Approximation Schemes for Independent Set and Sparse Subsets of Polygons
We present an $(1+\varepsilon)$-approximation algorithm with quasi-polynomial running time for computing the maximum weight independent set of polygons out of a given set of polygons in the plane (specifically, the running time is $n^{O( \mathrm{poly}( \log n, 1/\varepsilon))}$). Contrasting this, the best known polynomial time algorithm for the problem has an approximation ratio of~$n^{\varepsilon}$. Surprisingly, we can extend the algorithm to the problem of computing the maximum weight subset of the given set of polygons whose intersection graph fulfills some sparsity condition. For example, we show that one can approximate the maximum weight subset of polygons, such that the intersection graph of the subset is planar or does not contain a cycle of length $4$ (i.e., $K_{2,2}$). Our algorithm relies on a recursive partitioning scheme, whose backbone is the existence of balanced cuts with small complexity that intersect polygons from the optimal solution of a small total weight. For the case of large axis-parallel rectangles, we provide a polynomial time $(1+\varepsilon)$-approximation for the maximum weight independent set. Specifically, we consider the problem where each rectangle has one edge whose length is at least a constant fraction of the length of the corresponding edge of the bounding box of all the input elements. This is now the most general case for which a PTAS is known, and it requires a new and involved partitioning scheme, which should be of independent interest.
💡 Research Summary
The paper addresses the classic geometric optimization problem of finding a maximum‑weight independent set of polygons in the plane. While polynomial‑time algorithms with poly‑logarithmic approximation factors are known for special cases (e.g., fat objects, disks, squares), the general problem for arbitrary simple polygons—or even for axis‑parallel rectangles—has resisted any constant‑factor approximation in polynomial time. The authors close this gap by presenting two major results.
First, they develop a quasi‑polynomial time approximation scheme (QPTAS) that, for any ε > 0, computes a (1 + ε)‑approximate solution. The running time is n^{O(poly(log n, 1/ε))}, where n is the total number of vertices of all input polygons. The core technical contribution is the notion of a “cheap balanced cut”. For any optimal solution O, there exists a geometric separator that intersects only an ε/ log m fraction of the total weight of O, and the separator can be described using O(poly(log m, 1/ε)) bits. To construct such a separator the authors first build weighted 1/r‑cuttings of size O(r log r) using a weighted version of the exponential‑decay lemma, then apply the planar separator theorem to the dual planar graph induced by the cutting. Because the number of possible separators is quasi‑polynomial, the algorithm can enumerate all candidates, discard the polygons intersected by the chosen separator (losing at most ε·OPT weight), and recurse on the two sides. The recursion depth is O(log m), yielding the claimed quasi‑polynomial running time.
Second, the authors extend the QPTAS framework to a broader class of “sparse” subsets. Instead of requiring the selected polygons to be pairwise non‑intersecting, they allow intersection graphs that satisfy certain sparsity conditions—planarity, exclusion of a fixed bipartite subgraph K_{s,t}, or a sub‑quadratic number of edges. Under the additional assumption that any two polygons intersect only a constant number of times, the same cheap‑cut technique yields a QPTAS for these relaxed problems.

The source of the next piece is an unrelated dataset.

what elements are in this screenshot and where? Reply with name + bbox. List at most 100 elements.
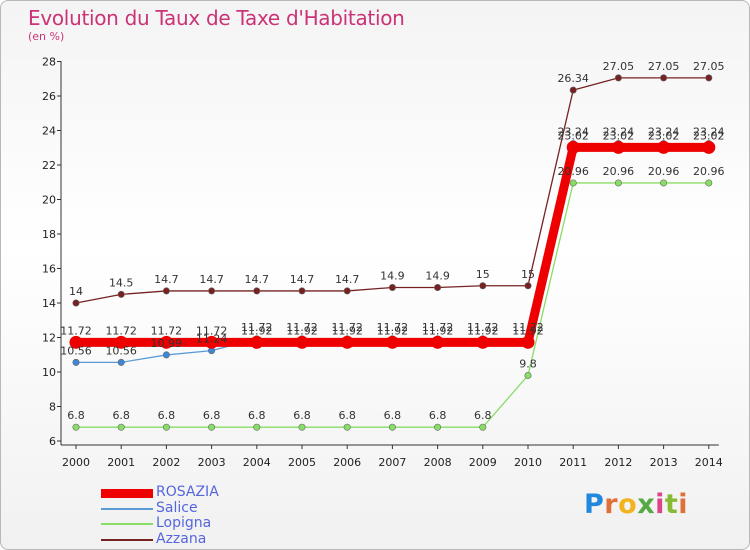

Finally, for the important special case of axis‑parallel rectangles where each rectangle has at least one side of length at least a constant fraction δ of the corresponding side of the global bounding box (δ‑large rectangles), the authors devise a true polynomial‑time approximation scheme (PTAS). Their approach uses a two‑level partition: the first level partitions the plane into a constant number of “large rectangles” and a constant number of narrow “corridors”. The second level recursively decomposes each corridor into sub‑polygons that are amenable to dynamic programming. Because the number of possible first‑level partitions is polynomial, the algorithm can try all of them; the DP on corridors runs in polynomial time, and the overall loss is bounded by ε·OPT. This PTAS is the most general known for rectangle independent set and introduces a novel corridor‑based decomposition that may be useful for other geometric packing problems.
The paper is organized as follows. Section 2 presents the QPTAS for independent sets, including weight normalization and the high‑level recursion. Section 3 develops the geometric tools: canonical decompositions, weighted cuttings, and the exponential‑decay lemma. Section 4 extends the technique to sparse intersection graphs. Section 5 describes the PTAS for δ‑large rectangles, detailing the corridor construction and the DP formulation. The authors conclude with a discussion of impact, noting that cheap balanced cuts have already been employed in subsequent works on geometric set cover, knapsack, strip‑packing, and facility location, while the corridor decomposition has inspired advances in two‑dimensional knapsack and related packing problems. Overall, the work provides a breakthrough in the approximability of geometric independent set problems, showing that quasi‑polynomial time suffices for (1 + ε) approximation and that polynomial‑time PTAS is achievable for a substantial subclass of rectangle instances.